February 27, 2024 at 11:27AM
Multiple threat actors are exploiting two recently resolved vulnerabilities in ConnectWise ScreenConnect. The flaws, tracked as CVE-2024-1709 and CVE-2024-1708, allow for authentication bypass and path traversal. ConnectWise has released patches and urged immediate updates to version 23.9.8. Trend Micro has observed various cybercrime groups exploiting the vulnerabilities for malware delivery and remote access.
Based on the meeting notes, the key takeaways are:
1. ConnectWise ScreenConnect remote desktop access software had two recently resolved vulnerabilities, tracked as CVE-2024-1709 and CVE-2024-1708, with respective CVSS scores of 10 and 8.4.
2. The vulnerabilities were an authentication bypass flaw and a path traversal bug, enabling threat actors to mimic the role of a system admin, delete users, and take over instances.
3. A proof-of-concept (PoC) exploit, named SlashAndGrab, was made public, leading to rapid exploitation by threat actors for malware delivery.

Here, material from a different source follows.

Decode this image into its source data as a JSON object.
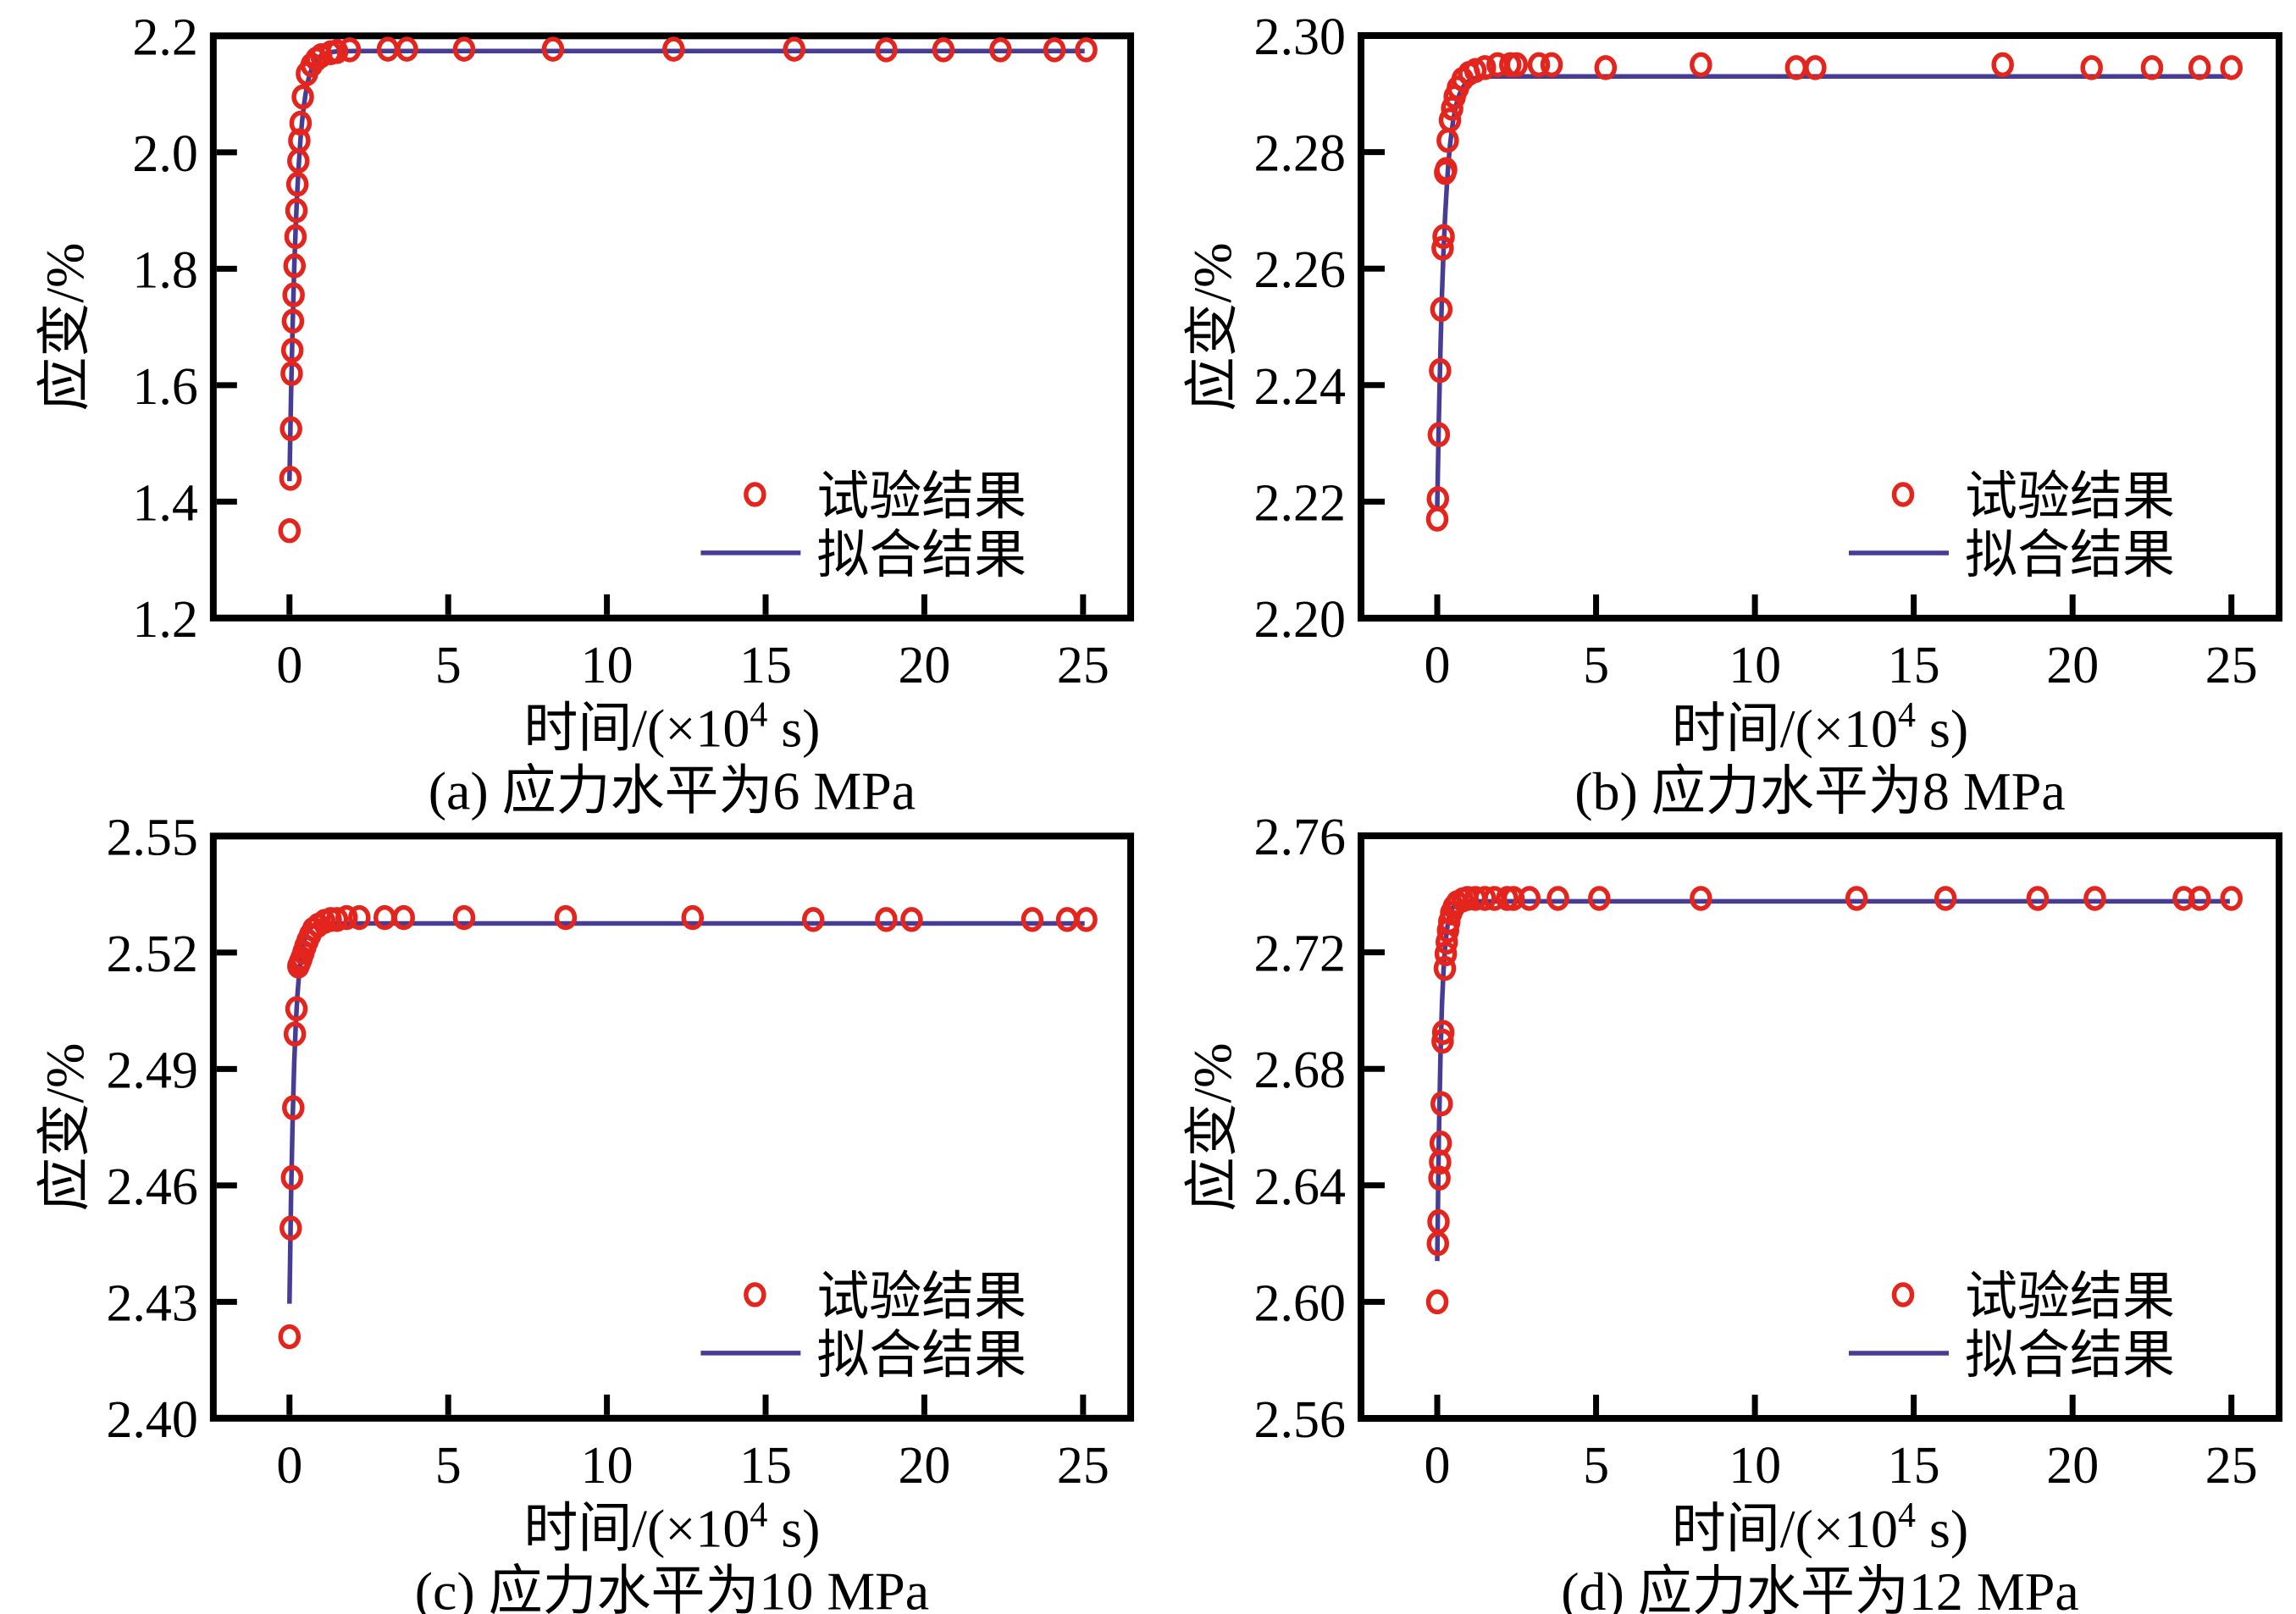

4. Cybercrime groups, including Black Basta and Bl00dy ransomware groups, were observed exploiting these vulnerabilities, deploying various activities and payloads for reconnaissance, discovery, privilege elevation, and malware delivery.
5. Trend Micro urged ConnectWise customers to update to ScreenConnect version 23.9.8 urgently, emphasizing the critical security requirement to protect systems from the identified threats.
Let me know if you need any further clarification or information!